Pandemic’s labor pains taking toll on ski and mountain towns |

Pandemic’s labor pains taking toll on ski and mountain towns

Rick Carroll
The Aspen Times
A Keystone Resort employee stands ready to scan lift passes on opening day at Keystone Resort on Nov. 6.
Photo by Liz Copan / Studio Copan

ASPEN — Leaders from mountain and ski towns on the Western Slope told Sen. Michael Bennet on Friday that the Trump administration’s extended ban on visas for immigrant employees through the end of March will only exacerbate the pandemic-spurred worker shortage.

“I want to put an exclamation point on getting (rid of) the executive order that prohibits international workers using work visas,” said Melanie Mills, executive director of Colorado Ski Country USA, a trade association for a contingent of ski-area operators in the state. “We need to get that withdrawn as soon as possible in the new administration.”

Mills was part of a group of panelists who updated the Democratic senator on how they are managing the pandemic and the challenges dogging them under the state’s orange and red COVID-19 dial restrictions.

The group met virtually a day after President Donald Trump issued a proclamation extending the visa restrictions on those including J-1 and H-2B workers. The ban was first installed in April and expanded in June. Resorts typically have hired foreign temporary workers to beef up staff during the winter, but between the pandemic and travel and immigration bans, hiring is getting increasingly difficult for ski areas and other employers.

“The pandemic has been a huge challenge for Summit County,” said Summit County Commissioner Thomas Davidson, who is leaving office this month because of term limits and will become executive director of Counties & Commissioners Acting Together. “We went from a county that had one of the lowest unemployment rates in the entire nation to the county that has the second highest unemployment rate in all of Colorado because of this pandemic.”

In Summit County, 6.8% of the workforce was unemployed in November, making its jobless rate among the state’s highest that month, according to the Colorado Department of Labor.

An increase in full-time residents moving to the area also has made things more difficult for the ski industry, Aspen Skiing Co. CEO Mike Kaplan said. Aspen alone had $2.6 billion in home sales in 2020.

“We’re short on staff, and when you have these second-homes more occupied, they are hiring more people, property managers, and that really is a double-whammy. That’s a big hit,” he said.

Likewise, the pandemic’s stressors have greatly impacted the Latino workforce, said Jasmin Ramirez, program coordinator for Voces Unidas, a Glenwood Springs-based nonprofit that assists Latinos living in Eagle, Garfield and Pitkin counties.

Many of them have to work because they have no other choice, she said.

“They are afraid to work but need to work, especially when aid is so lacking in our community,” Ramirez said.

Many of the workers have a one-way commute of an hour to the ski towns in which they work, she said. Some of their jobs are in hotels, restaurants, supermarkets and residences, she said.

Yet Latinos in the area aren’t getting updated information on COVID-19, including details on vaccinations, like the rest of the population is receiving, Ramirez said.

“Many governments still do not have a plan for how they are going to get the vaccine out to essential workers and how they will notify workers that are essential,” Ramirez said. “Our Latino community should depend on government to effectively reach us, especially during the pandemic.”

Stress is mounting because of the pandemic and affecting employee morale, panelists said. Not helping is that certain groups aren’t considered front-line workers eligible for COVID-19 vaccinations, said Steamboat Springs restaurant owner Scott Engelman, who is also board chair of the Colorado Restaurant Association.

“Why the restaurant industry has been excluded from this is mind-boggling to me,” he said.

David Pitcher, owner of Wolf Creek Ski Area in Pagosa Springs, said pandemic fatigue is spreading among his staff.

“The big challenge is being told by certain components of our guests that we’re not taking the pandemic seriously,” Pitcher said. “Having my staff scrutinized every month, it’s taken a toll on morale, and it’s caused some employees to throw in the sponge.”

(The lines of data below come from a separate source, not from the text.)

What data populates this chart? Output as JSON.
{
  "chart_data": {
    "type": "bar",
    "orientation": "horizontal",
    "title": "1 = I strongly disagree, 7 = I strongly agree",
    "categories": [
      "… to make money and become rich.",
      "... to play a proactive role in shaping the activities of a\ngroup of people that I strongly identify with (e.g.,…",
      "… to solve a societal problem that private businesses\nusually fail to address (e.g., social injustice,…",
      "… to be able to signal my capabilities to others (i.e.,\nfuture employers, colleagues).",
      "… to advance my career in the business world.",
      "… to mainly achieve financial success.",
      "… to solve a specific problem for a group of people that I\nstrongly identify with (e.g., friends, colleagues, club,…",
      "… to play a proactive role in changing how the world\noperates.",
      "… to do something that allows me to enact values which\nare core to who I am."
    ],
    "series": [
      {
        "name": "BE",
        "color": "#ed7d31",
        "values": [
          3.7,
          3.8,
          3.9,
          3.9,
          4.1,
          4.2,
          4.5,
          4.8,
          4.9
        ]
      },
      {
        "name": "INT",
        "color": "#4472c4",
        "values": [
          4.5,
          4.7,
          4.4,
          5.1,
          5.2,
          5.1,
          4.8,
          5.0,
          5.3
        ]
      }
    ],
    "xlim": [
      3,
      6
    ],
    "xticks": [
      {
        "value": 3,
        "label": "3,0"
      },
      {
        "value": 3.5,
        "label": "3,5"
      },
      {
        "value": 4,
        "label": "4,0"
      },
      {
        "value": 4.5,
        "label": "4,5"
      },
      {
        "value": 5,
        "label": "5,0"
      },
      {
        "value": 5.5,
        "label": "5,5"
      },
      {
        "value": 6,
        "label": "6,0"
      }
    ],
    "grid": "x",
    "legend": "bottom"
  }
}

Because some workers also are opting to go on unemployment and not work, it’s becoming harder to hire for positions, he said.

The second round of stimulus checks and Paycheck Protection Program are appreciated, the panelists said, but they go only so far.

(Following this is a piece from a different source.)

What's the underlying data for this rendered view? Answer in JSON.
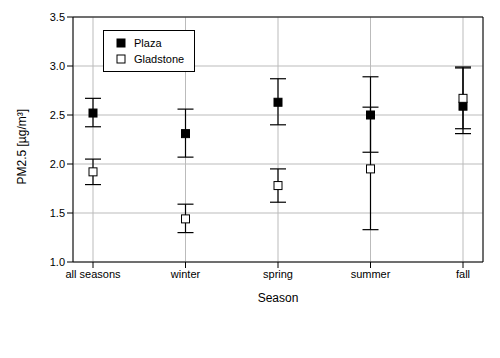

“Our beacon of hope stretches out to December 2021,” Engelman said. “Obviously, we got a (Paycheck Protection Program) second round, which was fantastic but also short-bridged. Maybe into quarter two or the beginning of quarter three, we will need more cash support at the federal level.”

Indoor dining capacity of 25% to 50% isn’t built to last, he said.

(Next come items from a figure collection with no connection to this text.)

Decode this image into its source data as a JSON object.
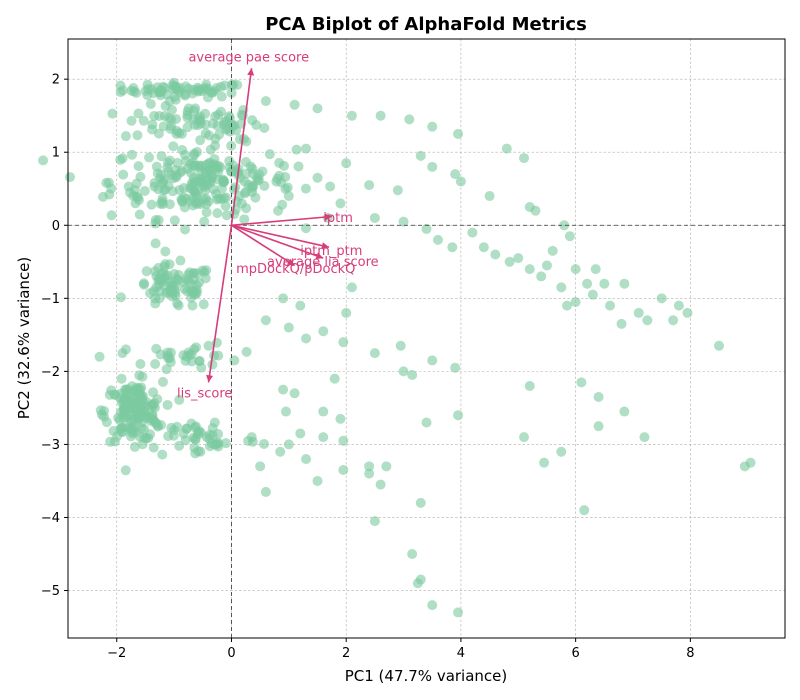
{
  "chart_data": {
    "type": "scatter",
    "title": "PCA Biplot of AlphaFold Metrics",
    "xlabel": "PC1 (47.7% variance)",
    "ylabel": "PC2 (32.6% variance)",
    "xlim": [
      -2.85,
      9.65
    ],
    "ylim": [
      -5.65,
      2.55
    ],
    "xticks": [
      -2,
      0,
      2,
      4,
      6,
      8
    ],
    "yticks": [
      2,
      1,
      0,
      -1,
      -2,
      -3,
      -4,
      -5
    ],
    "xtick_labels": [
      "−2",
      "0",
      "2",
      "4",
      "6",
      "8"
    ],
    "ytick_labels": [
      "2",
      "1",
      "0",
      "−1",
      "−2",
      "−3",
      "−4",
      "−5"
    ],
    "grid": true,
    "point_color": "#7ccaa0",
    "loading_color": "#d63d7a",
    "clusters": [
      {
        "cx": -0.8,
        "cy": 1.85,
        "sx": 0.55,
        "sy": 0.05,
        "n": 60
      },
      {
        "cx": -0.7,
        "cy": 1.4,
        "sx": 0.6,
        "sy": 0.12,
        "n": 70
      },
      {
        "cx": -0.5,
        "cy": 0.6,
        "sx": 0.8,
        "sy": 0.25,
        "n": 230
      },
      {
        "cx": -1.0,
        "cy": -0.85,
        "sx": 0.35,
        "sy": 0.15,
        "n": 80
      },
      {
        "cx": -0.7,
        "cy": -1.8,
        "sx": 0.4,
        "sy": 0.1,
        "n": 30
      },
      {
        "cx": -1.7,
        "cy": -2.55,
        "sx": 0.25,
        "sy": 0.2,
        "n": 140
      },
      {
        "cx": -0.5,
        "cy": -2.9,
        "sx": 0.5,
        "sy": 0.15,
        "n": 45
      }
    ],
    "points": [
      [
        0.6,
        1.7
      ],
      [
        1.1,
        1.65
      ],
      [
        1.5,
        1.6
      ],
      [
        2.1,
        1.5
      ],
      [
        2.6,
        1.5
      ],
      [
        3.1,
        1.45
      ],
      [
        3.5,
        1.35
      ],
      [
        3.95,
        1.25
      ],
      [
        4.8,
        1.05
      ],
      [
        5.1,
        0.92
      ],
      [
        1.3,
        1.05
      ],
      [
        2.0,
        0.85
      ],
      [
        3.3,
        0.95
      ],
      [
        3.5,
        0.8
      ],
      [
        3.9,
        0.7
      ],
      [
        4.0,
        0.6
      ],
      [
        4.5,
        0.4
      ],
      [
        5.2,
        0.25
      ],
      [
        5.3,
        0.2
      ],
      [
        1.5,
        0.65
      ],
      [
        2.4,
        0.55
      ],
      [
        2.9,
        0.48
      ],
      [
        1.0,
        0.4
      ],
      [
        1.9,
        0.3
      ],
      [
        2.5,
        0.1
      ],
      [
        3.0,
        0.05
      ],
      [
        3.4,
        -0.05
      ],
      [
        3.6,
        -0.2
      ],
      [
        3.85,
        -0.3
      ],
      [
        4.2,
        -0.1
      ],
      [
        4.4,
        -0.3
      ],
      [
        4.6,
        -0.4
      ],
      [
        4.85,
        -0.5
      ],
      [
        5.0,
        -0.45
      ],
      [
        5.2,
        -0.6
      ],
      [
        5.4,
        -0.7
      ],
      [
        5.5,
        -0.55
      ],
      [
        5.6,
        -0.35
      ],
      [
        5.8,
        0.0
      ],
      [
        5.9,
        -0.15
      ],
      [
        6.0,
        -0.6
      ],
      [
        6.2,
        -0.8
      ],
      [
        6.3,
        -0.95
      ],
      [
        6.35,
        -0.6
      ],
      [
        6.5,
        -0.8
      ],
      [
        6.6,
        -1.1
      ],
      [
        6.8,
        -1.35
      ],
      [
        6.85,
        -0.8
      ],
      [
        7.1,
        -1.2
      ],
      [
        7.25,
        -1.3
      ],
      [
        7.5,
        -1.0
      ],
      [
        7.7,
        -1.3
      ],
      [
        7.8,
        -1.1
      ],
      [
        7.95,
        -1.2
      ],
      [
        8.5,
        -1.65
      ],
      [
        5.75,
        -0.85
      ],
      [
        5.85,
        -1.1
      ],
      [
        6.0,
        -1.05
      ],
      [
        0.9,
        -1.0
      ],
      [
        1.2,
        -1.1
      ],
      [
        1.6,
        -1.45
      ],
      [
        1.3,
        -1.55
      ],
      [
        1.95,
        -1.6
      ],
      [
        2.0,
        -1.2
      ],
      [
        2.1,
        -0.85
      ],
      [
        1.0,
        -1.4
      ],
      [
        0.6,
        -1.3
      ],
      [
        2.5,
        -1.75
      ],
      [
        2.95,
        -1.65
      ],
      [
        3.0,
        -2.0
      ],
      [
        3.15,
        -2.05
      ],
      [
        3.5,
        -1.85
      ],
      [
        3.9,
        -1.95
      ],
      [
        1.8,
        -2.1
      ],
      [
        0.9,
        -2.25
      ],
      [
        1.1,
        -2.3
      ],
      [
        0.95,
        -2.55
      ],
      [
        1.6,
        -2.55
      ],
      [
        1.9,
        -2.65
      ],
      [
        1.2,
        -2.85
      ],
      [
        1.6,
        -2.9
      ],
      [
        1.95,
        -2.95
      ],
      [
        1.0,
        -3.0
      ],
      [
        0.5,
        -3.3
      ],
      [
        0.85,
        -3.1
      ],
      [
        1.3,
        -3.2
      ],
      [
        1.5,
        -3.5
      ],
      [
        1.95,
        -3.35
      ],
      [
        2.4,
        -3.3
      ],
      [
        2.4,
        -3.4
      ],
      [
        2.7,
        -3.3
      ],
      [
        2.6,
        -3.55
      ],
      [
        0.6,
        -3.65
      ],
      [
        2.5,
        -4.05
      ],
      [
        3.3,
        -3.8
      ],
      [
        3.95,
        -2.6
      ],
      [
        3.4,
        -2.7
      ],
      [
        3.15,
        -4.5
      ],
      [
        3.25,
        -4.9
      ],
      [
        3.3,
        -4.85
      ],
      [
        3.5,
        -5.2
      ],
      [
        3.95,
        -5.3
      ],
      [
        5.1,
        -2.9
      ],
      [
        5.2,
        -2.2
      ],
      [
        5.45,
        -3.25
      ],
      [
        5.75,
        -3.1
      ],
      [
        6.1,
        -2.15
      ],
      [
        6.4,
        -2.35
      ],
      [
        6.4,
        -2.75
      ],
      [
        6.85,
        -2.55
      ],
      [
        7.2,
        -2.9
      ],
      [
        6.15,
        -3.9
      ],
      [
        8.95,
        -3.3
      ],
      [
        9.05,
        -3.25
      ],
      [
        -2.3,
        -1.8
      ],
      [
        -1.9,
        -1.75
      ],
      [
        -0.4,
        -1.65
      ],
      [
        0.05,
        -1.85
      ]
    ],
    "loadings": [
      {
        "label": "average pae score",
        "x": 0.35,
        "y": 2.15,
        "lx": -0.75,
        "ly": 2.3
      },
      {
        "label": "iptm",
        "x": 1.75,
        "y": 0.12,
        "lx": 1.6,
        "ly": 0.1
      },
      {
        "label": "iptm_ptm",
        "x": 1.7,
        "y": -0.3,
        "lx": 1.2,
        "ly": -0.35
      },
      {
        "label": "average lia score",
        "x": 1.6,
        "y": -0.45,
        "lx": 0.62,
        "ly": -0.5
      },
      {
        "label": "mpDockQ/pDockQ",
        "x": 1.1,
        "y": -0.55,
        "lx": 0.08,
        "ly": -0.6
      },
      {
        "label": "lis_score",
        "x": -0.4,
        "y": -2.15,
        "lx": -0.95,
        "ly": -2.3
      }
    ]
  }
}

“It’s not really viable here in Routt County, other counties throughout the mountain communities and throughout the state, for that matter,” he said.

Bennet said he is looking forward to the new administration under President-elect Joe Biden. His inauguration day is Jan. 20.

“This year has been — between the attacks on our democracy, the pandemic, the devastation of the wildfire season over the last 10 months — it has hit our communities and mountain communities in a way we never could have imagined,” he said.